Portfolio: Victorian Enclosed Porch
This enclosed porch on a Victorian house was constructed in the 1970's with a number of construction flaws that led to extensive rot and deterioration. Here, all the single pane glass has been removed, areas have been opened for inspection and repair, and temporary protection has been erected to protect the carpeted floor.
The 1970's foundation for the porch had been built 2" out of line with the existing porch roof. In addition, the posts did not extend all the way to the foundation but instead landed on the windowsills. The resulting out-of-line forces were tearing the two walls apart from each other and dislodging the glass above. All the windowsills and most of the posts had extensive rot from inferior materials and construction details.
Here all the posts have been replaced with full-length material, all the rot has been removed, and new sills are being installed. To avoid excessive environmental and monetary cost all the clear fir was carefully selected by looking through large quantities of stock framing lumber for the few available straight, clear sticks.
This shows the out-of-line post from before replaced with a full-length piece. The post and framing have been securely strapped together and the post has been bolted down to the concrete foundation with a large hold-down bracket. The rim joists have been replaced with pressure treated material and are "furred out" so that the finished trim will appear somewhat more in-line despite the foundation being 2" to the left of where it should be.

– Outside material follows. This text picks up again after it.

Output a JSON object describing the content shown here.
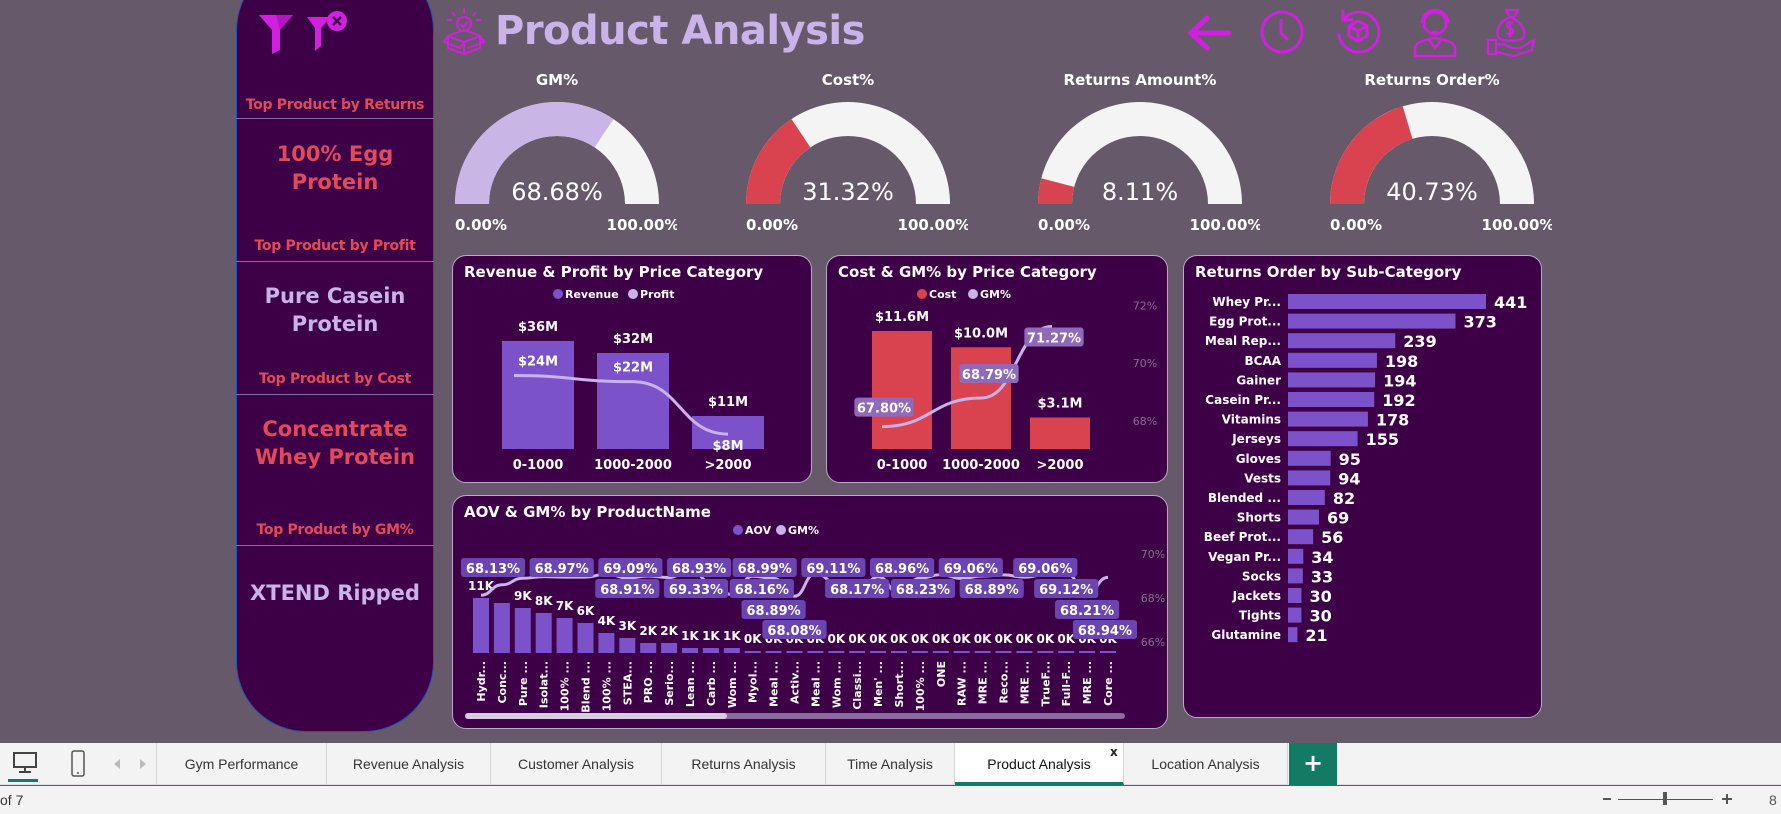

New insulated glass and insulation help to turn this once cold and underutilized area into usable living space. The open areas above are ready to accept new solid panels of Medium Density Overlay plywood - a smooth, paintable material that will last much better than the rough-cut plywood originally used. These spaces will also be insulated will 1-1/2 inches of solid foam board.
All the post/windowsill penetrations have been carefully flashed with metal. The metal has been "let in" to a small horizontal saw kerf in the posts and are bedded in a high quality exterior caulk. This important detail prevents water from traveling down the full-length posts, behind the windowsills, and into the framing.

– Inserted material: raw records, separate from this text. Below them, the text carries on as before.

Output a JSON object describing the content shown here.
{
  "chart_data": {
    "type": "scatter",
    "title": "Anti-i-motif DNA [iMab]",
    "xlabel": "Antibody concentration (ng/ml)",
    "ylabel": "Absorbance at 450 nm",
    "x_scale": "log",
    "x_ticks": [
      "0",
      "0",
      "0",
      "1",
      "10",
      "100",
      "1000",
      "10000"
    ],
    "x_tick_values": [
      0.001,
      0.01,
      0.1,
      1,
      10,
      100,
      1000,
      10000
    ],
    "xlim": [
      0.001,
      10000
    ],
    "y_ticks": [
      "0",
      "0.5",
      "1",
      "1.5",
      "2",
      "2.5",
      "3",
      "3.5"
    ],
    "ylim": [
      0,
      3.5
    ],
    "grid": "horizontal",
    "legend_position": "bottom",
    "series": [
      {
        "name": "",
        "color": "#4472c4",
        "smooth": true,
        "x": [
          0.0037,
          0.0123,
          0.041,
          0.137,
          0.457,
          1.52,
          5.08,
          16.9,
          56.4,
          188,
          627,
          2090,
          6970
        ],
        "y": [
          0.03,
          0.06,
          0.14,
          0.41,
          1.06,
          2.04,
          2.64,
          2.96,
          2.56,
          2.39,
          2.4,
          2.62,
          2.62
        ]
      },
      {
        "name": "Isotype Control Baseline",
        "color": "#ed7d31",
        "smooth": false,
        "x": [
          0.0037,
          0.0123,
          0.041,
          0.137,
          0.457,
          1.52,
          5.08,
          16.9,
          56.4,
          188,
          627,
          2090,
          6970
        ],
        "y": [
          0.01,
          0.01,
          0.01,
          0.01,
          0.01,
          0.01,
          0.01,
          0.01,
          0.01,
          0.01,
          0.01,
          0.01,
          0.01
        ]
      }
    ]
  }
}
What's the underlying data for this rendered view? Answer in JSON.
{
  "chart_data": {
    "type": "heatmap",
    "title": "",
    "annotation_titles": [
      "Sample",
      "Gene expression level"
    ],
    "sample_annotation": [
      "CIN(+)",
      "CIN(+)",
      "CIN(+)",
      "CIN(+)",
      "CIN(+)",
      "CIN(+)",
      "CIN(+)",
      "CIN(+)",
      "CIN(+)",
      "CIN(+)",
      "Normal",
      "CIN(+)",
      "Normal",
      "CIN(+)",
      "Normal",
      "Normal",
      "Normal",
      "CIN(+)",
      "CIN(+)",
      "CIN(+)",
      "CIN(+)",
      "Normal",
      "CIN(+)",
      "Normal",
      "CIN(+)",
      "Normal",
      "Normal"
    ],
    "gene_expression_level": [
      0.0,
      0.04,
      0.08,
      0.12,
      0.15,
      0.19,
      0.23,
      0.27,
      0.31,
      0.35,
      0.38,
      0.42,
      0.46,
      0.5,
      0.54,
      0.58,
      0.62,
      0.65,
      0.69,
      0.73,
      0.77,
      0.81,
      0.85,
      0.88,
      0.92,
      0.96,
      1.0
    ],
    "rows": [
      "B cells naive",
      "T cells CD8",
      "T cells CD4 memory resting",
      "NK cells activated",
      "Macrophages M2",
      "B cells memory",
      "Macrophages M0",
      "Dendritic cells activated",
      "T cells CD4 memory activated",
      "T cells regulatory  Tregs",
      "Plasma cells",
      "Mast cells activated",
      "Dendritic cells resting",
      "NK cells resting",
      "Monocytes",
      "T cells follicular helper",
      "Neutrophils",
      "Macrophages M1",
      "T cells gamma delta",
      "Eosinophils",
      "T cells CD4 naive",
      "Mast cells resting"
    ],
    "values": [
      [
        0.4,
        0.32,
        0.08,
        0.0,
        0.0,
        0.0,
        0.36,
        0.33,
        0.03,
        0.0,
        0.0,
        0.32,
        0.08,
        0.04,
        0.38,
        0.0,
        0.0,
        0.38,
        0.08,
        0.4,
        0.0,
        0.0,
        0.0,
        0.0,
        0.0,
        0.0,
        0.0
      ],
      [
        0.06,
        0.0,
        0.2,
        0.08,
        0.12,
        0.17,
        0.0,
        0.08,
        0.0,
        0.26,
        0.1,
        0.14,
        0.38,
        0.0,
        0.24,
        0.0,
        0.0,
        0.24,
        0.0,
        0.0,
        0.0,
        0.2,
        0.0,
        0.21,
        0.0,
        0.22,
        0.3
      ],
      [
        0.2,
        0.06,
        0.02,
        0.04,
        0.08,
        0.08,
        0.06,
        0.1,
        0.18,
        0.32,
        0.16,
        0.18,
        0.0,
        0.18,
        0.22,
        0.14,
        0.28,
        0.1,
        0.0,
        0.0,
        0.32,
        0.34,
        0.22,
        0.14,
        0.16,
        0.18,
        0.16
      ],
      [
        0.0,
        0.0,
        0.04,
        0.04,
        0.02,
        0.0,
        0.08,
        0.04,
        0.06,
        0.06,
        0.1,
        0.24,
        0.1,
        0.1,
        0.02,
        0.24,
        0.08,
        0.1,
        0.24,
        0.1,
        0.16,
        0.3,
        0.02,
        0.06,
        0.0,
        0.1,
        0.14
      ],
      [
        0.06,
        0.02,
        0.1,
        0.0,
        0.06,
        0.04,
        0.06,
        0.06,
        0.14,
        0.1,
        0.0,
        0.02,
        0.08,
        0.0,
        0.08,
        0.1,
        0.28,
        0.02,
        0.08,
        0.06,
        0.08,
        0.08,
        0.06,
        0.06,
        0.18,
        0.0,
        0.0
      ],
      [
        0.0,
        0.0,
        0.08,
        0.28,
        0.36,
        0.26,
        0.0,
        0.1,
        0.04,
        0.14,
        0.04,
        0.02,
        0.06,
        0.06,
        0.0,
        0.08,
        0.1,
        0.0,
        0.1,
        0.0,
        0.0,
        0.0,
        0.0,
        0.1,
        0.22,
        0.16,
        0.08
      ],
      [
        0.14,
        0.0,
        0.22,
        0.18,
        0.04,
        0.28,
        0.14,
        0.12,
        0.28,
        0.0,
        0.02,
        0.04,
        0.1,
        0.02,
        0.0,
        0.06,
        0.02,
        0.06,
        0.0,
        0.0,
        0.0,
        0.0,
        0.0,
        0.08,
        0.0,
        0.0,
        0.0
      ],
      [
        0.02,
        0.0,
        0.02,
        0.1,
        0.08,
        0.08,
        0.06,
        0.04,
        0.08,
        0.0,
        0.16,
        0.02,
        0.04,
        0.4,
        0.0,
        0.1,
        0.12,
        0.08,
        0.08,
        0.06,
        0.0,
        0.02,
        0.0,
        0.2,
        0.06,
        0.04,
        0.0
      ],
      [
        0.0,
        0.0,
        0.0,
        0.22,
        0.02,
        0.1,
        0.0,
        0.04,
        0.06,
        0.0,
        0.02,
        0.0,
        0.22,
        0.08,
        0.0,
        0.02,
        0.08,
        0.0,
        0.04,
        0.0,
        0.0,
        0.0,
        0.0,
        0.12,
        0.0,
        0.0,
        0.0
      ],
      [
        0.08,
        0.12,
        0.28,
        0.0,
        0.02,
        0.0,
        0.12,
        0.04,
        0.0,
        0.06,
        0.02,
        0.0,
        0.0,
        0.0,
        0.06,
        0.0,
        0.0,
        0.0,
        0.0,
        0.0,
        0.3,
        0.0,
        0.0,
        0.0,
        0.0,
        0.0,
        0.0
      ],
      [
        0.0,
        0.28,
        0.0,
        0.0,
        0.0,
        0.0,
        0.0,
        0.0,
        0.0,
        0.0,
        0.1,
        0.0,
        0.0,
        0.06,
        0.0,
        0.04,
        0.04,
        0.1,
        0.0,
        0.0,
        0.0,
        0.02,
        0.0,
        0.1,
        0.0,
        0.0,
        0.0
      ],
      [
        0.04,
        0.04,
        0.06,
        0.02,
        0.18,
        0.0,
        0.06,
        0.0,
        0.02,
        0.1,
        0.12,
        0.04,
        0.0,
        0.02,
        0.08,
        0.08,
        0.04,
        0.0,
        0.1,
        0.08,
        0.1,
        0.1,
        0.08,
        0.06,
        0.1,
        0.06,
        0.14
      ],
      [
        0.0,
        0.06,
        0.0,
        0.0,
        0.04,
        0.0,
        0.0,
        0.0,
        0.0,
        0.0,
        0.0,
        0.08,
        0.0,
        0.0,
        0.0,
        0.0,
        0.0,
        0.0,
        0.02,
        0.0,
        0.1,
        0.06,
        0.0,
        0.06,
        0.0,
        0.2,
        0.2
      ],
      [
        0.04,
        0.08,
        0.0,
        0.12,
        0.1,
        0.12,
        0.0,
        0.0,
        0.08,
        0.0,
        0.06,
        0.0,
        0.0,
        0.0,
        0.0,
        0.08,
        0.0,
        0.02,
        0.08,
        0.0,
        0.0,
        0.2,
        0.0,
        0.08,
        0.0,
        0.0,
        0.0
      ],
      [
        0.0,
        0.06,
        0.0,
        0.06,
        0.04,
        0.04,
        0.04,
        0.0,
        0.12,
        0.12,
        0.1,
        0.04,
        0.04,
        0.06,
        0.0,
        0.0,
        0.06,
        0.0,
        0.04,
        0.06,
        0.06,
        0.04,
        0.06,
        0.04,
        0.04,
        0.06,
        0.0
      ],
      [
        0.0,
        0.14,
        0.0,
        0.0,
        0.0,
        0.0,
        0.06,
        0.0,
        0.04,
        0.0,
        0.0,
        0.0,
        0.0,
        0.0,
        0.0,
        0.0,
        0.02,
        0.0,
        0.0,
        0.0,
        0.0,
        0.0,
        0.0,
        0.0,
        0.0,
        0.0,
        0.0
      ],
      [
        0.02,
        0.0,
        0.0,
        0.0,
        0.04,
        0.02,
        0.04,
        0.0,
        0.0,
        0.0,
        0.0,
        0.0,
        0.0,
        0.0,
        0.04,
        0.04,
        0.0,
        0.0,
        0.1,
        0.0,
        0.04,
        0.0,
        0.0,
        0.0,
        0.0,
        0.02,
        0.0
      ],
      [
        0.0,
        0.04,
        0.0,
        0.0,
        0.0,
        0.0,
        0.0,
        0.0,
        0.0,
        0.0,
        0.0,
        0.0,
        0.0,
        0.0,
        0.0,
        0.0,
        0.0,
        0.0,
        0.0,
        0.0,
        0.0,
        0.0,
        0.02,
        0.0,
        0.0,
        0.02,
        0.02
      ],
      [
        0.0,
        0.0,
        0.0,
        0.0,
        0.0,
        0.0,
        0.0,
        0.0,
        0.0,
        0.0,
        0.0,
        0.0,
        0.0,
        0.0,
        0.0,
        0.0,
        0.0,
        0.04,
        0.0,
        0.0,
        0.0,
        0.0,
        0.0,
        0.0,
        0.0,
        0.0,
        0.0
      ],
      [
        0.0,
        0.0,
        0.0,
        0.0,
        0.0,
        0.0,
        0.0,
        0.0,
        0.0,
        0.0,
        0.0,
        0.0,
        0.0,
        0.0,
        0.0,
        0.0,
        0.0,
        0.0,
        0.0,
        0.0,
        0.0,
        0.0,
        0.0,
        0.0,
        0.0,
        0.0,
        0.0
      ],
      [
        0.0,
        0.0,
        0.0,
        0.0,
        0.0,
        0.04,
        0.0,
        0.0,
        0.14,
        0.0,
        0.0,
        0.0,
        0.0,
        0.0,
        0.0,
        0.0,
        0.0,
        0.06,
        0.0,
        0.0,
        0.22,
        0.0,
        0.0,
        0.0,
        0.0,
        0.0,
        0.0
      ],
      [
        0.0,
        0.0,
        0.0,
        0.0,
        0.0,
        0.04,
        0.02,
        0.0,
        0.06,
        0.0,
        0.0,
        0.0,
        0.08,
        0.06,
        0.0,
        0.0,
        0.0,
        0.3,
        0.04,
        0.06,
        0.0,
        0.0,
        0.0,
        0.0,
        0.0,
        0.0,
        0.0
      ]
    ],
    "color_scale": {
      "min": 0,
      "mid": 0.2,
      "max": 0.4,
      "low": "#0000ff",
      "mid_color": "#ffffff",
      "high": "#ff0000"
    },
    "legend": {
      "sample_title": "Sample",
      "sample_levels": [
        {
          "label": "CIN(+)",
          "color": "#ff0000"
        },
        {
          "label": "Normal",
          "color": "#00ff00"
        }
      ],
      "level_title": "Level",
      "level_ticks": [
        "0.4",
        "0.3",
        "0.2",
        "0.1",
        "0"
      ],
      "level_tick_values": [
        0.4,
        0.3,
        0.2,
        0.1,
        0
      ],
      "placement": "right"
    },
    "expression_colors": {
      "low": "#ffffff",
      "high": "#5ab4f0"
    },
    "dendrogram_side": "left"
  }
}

A sunny day in January! Dry cold air and bright sun was often blinding against the east face of the house. Just as often the rain and wind stopped work all together. One high windstorm necessitated an emergency evening trip to secure tarps blowing in the gale.
The original door has been reinstalled between new posts. A new sill of solid oak has been pre-primed on all sides. This installation required the posts to be carefully positioned at the rough framing stage so that the door would fit precisely.
The finished porch is ready for paint. This remodel has transformed the front of the house and improved the view from the street. Valuable living space has been added to the house. With regular care and painting this work should last the life of the house and not be subject to the premature deterioration common to so many porches.